At our campsite in the middle of Koca Misava, we picked up our water jugs and two World Relief staff members to make sure we didn’t get lost and headed out into the gathering dusk. The walk down was an enjoyable enough, talking about our activities of the day and admiring the beauty of the African countryside surrounding us. Just under 30 minutes after leaving, we came to the watering hole. A small stream of muddy water, dammed by a few logs, it wasn’t more than 6 inches deep. We stopped to fill our pails to overflowing, scooping with a small jug that was lying among the bushes. Men don’t (thankfully) carry things on their head as the women do, so were lifted the jugs to our shoulders and began the daunting return trip.
An hour and a half after we had initially left our campsite, we stumbled back in, dirty, wet, and worn-out. As we sat down to dinner around the campfire, we considered that our one trek was a relatively small drop in the bucket of what life is like in the villages of Mozambique. We didn’t have to get up at 4:00 the next morning and hike back down to repeat the same trek. We hadn’t spent all day grinding maize by hand and preparing our meals. We didn’t even drink from the pails we had returned with, sipping instead from bottled water that wouldn’t sicken us.

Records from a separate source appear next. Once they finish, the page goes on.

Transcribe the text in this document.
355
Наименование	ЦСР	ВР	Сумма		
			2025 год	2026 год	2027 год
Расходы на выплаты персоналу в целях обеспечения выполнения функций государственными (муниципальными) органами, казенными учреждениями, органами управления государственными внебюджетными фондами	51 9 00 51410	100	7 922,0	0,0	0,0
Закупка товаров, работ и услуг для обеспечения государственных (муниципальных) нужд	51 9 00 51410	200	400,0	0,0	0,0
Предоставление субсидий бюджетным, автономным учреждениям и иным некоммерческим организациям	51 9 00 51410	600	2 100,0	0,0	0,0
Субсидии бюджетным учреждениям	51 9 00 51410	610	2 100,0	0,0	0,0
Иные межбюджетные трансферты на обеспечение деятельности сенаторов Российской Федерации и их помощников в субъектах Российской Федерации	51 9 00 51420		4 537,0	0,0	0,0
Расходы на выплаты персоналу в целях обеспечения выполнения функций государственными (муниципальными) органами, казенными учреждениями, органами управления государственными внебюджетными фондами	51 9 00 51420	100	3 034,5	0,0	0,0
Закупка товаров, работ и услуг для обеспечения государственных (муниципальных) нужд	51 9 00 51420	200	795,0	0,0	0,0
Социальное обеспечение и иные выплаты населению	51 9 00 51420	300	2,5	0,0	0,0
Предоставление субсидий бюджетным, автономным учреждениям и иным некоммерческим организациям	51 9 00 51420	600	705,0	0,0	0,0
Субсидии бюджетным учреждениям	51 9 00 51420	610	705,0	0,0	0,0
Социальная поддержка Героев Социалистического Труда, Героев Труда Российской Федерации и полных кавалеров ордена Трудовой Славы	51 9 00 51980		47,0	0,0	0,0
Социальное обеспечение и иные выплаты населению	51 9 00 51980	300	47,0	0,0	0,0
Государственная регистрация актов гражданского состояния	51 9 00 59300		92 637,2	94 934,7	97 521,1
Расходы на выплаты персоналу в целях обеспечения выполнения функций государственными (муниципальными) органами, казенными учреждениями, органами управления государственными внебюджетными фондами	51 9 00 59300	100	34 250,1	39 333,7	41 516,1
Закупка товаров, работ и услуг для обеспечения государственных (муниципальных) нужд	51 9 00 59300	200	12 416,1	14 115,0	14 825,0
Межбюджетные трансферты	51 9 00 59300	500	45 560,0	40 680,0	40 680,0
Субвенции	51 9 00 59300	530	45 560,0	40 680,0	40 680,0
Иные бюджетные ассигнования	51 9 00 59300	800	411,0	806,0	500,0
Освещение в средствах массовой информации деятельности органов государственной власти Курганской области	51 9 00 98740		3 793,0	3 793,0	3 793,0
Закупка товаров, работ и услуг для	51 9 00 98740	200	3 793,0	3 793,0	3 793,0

As the Milky Way swept over the night sky, we took in deep breaths and considered the life we’d been blessed with. I often wrestle with the responsibility of the life I’ve been given, unsure why I have so much that others lack. I pray for wisdom to live frugally and for the benefit of others. And I long to link arms with my African brothers and sisters and carry the water of life to all of humanity.